One or more signs of occult neovascularization usually accompany large serous detachments of the retinal pigment epithelium occurring in patients older than 50 years of age. Evidence has been presented that a flattened or notched border of these detachments is a frequently encountered and an important biomicroscopic and fluorescein angiographic sign of hidden choroidal neovascular complex, most of which lies outside the area of the serous detachment of the pigment epithelium [3].

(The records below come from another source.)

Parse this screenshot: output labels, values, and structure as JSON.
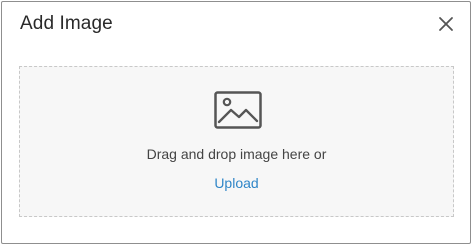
{
  "dialog": {
    "title": "Add Image",
    "close_icon": "close-icon"
  },
  "dropzone": {
    "icon": "image-icon",
    "instruction": "Drag and drop image here or",
    "upload_label": "Upload"
  },
  "colors": {
    "title_text": "#2a2a2a",
    "body_text": "#444444",
    "link": "#2f86c8",
    "dropzone_bg": "#f7f7f7",
    "dropzone_border": "#c8c8c8",
    "icon": "#555555"
  }
}
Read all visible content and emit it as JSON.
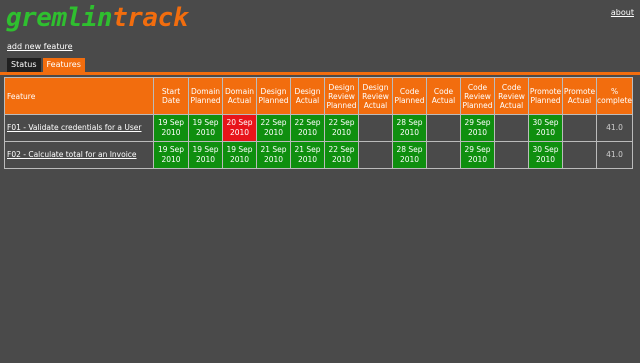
{
  "brand": {
    "part1": "gremlin",
    "part2": "track"
  },
  "header": {
    "about_label": "about"
  },
  "links": {
    "add_feature": "add new feature"
  },
  "tabs": [
    {
      "label": "Status",
      "active": false
    },
    {
      "label": "Features",
      "active": true
    }
  ],
  "table": {
    "columns": [
      "Feature",
      "Start Date",
      "Domain Planned",
      "Domain Actual",
      "Design Planned",
      "Design Actual",
      "Design Review Planned",
      "Design Review Actual",
      "Code Planned",
      "Code Actual",
      "Code Review Planned",
      "Code Review Actual",
      "Promote Planned",
      "Promote Actual",
      "% complete"
    ],
    "rows": [
      {
        "feature": "F01 - Validate credentials for a User",
        "cells": [
          {
            "text": "19 Sep 2010",
            "status": "green"
          },
          {
            "text": "19 Sep 2010",
            "status": "green"
          },
          {
            "text": "20 Sep 2010",
            "status": "red"
          },
          {
            "text": "22 Sep 2010",
            "status": "green"
          },
          {
            "text": "22 Sep 2010",
            "status": "green"
          },
          {
            "text": "22 Sep 2010",
            "status": "green"
          },
          {
            "text": "",
            "status": "empty"
          },
          {
            "text": "28 Sep 2010",
            "status": "green"
          },
          {
            "text": "",
            "status": "empty"
          },
          {
            "text": "29 Sep 2010",
            "status": "green"
          },
          {
            "text": "",
            "status": "empty"
          },
          {
            "text": "30 Sep 2010",
            "status": "green"
          },
          {
            "text": "",
            "status": "empty"
          },
          {
            "text": "41.0",
            "status": "pct"
          }
        ]
      },
      {
        "feature": "F02 - Calculate total for an Invoice",
        "cells": [
          {
            "text": "19 Sep 2010",
            "status": "green"
          },
          {
            "text": "19 Sep 2010",
            "status": "green"
          },
          {
            "text": "19 Sep 2010",
            "status": "green"
          },
          {
            "text": "21 Sep 2010",
            "status": "green"
          },
          {
            "text": "21 Sep 2010",
            "status": "green"
          },
          {
            "text": "22 Sep 2010",
            "status": "green"
          },
          {
            "text": "",
            "status": "empty"
          },
          {
            "text": "28 Sep 2010",
            "status": "green"
          },
          {
            "text": "",
            "status": "empty"
          },
          {
            "text": "29 Sep 2010",
            "status": "green"
          },
          {
            "text": "",
            "status": "empty"
          },
          {
            "text": "30 Sep 2010",
            "status": "green"
          },
          {
            "text": "",
            "status": "empty"
          },
          {
            "text": "41.0",
            "status": "pct"
          }
        ]
      }
    ]
  },
  "colors": {
    "accent": "#f26d0e",
    "green": "#0f8f0f",
    "red": "#e8141a",
    "background": "#4a4a4a"
  }
}
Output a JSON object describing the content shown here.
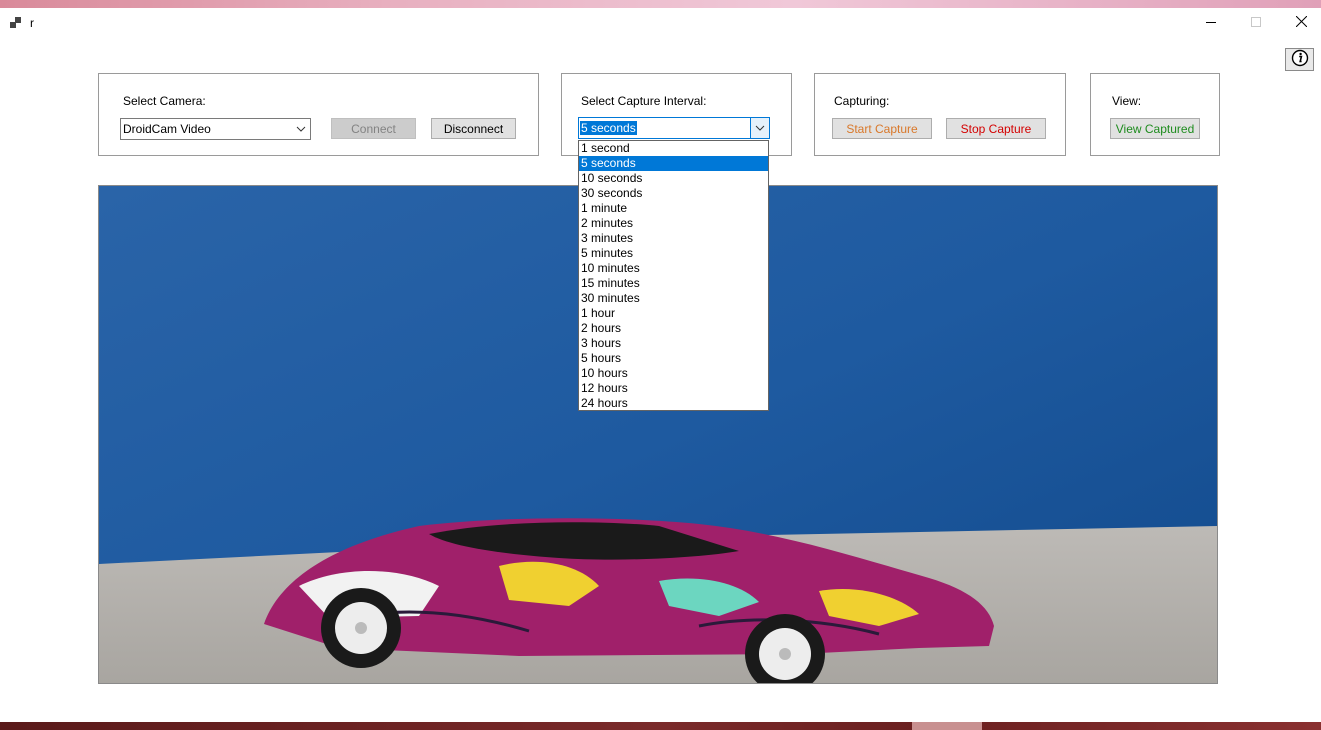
{
  "window": {
    "title": "r"
  },
  "camera_group": {
    "label": "Select Camera:",
    "selected_camera": "DroidCam Video",
    "connect_label": "Connect",
    "disconnect_label": "Disconnect"
  },
  "interval_group": {
    "label": "Select Capture Interval:",
    "selected_interval": "5 seconds",
    "options": [
      "1 second",
      "5 seconds",
      "10 seconds",
      "30 seconds",
      "1 minute",
      "2 minutes",
      "3 minutes",
      "5 minutes",
      "10 minutes",
      "15 minutes",
      "30 minutes",
      "1 hour",
      "2 hours",
      "3 hours",
      "5 hours",
      "10 hours",
      "12 hours",
      "24 hours"
    ]
  },
  "capture_group": {
    "label": "Capturing:",
    "start_label": "Start Capture",
    "stop_label": "Stop Capture"
  },
  "view_group": {
    "label": "View:",
    "view_captured_label": "View Captured"
  },
  "icons": {
    "app": "app-icon",
    "minimize": "minimize-icon",
    "maximize": "maximize-icon",
    "close": "close-icon",
    "info": "info-icon",
    "dropdown": "chevron-down-icon"
  },
  "colors": {
    "start_capture_text": "#d9782a",
    "stop_capture_text": "#d40000",
    "view_captured_text": "#1e8c1e",
    "selection": "#0078d7"
  }
}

Financial support and sponsorship

Nil.

Conflicts of interest

There are no conflicts of interest.

References

1Zayit-Soudry S, Moroz I, Loewenstein A. Retinal pigment epithelial detachment. Surv Ophthalmol 2007; 52:227-243.
2Mrejen S, Sarraf D, Mukkamala SK, Freund KB. Multimodal imaging of pigment epithelial detachment: a guide to evaluation. Retina 2013; 33:1735-1762.
3Gass JD. Serous retinal pigment epithelial detachment with a notch. A sign of occult choroidal neovascularization. Retina. 1984; 4:205-220.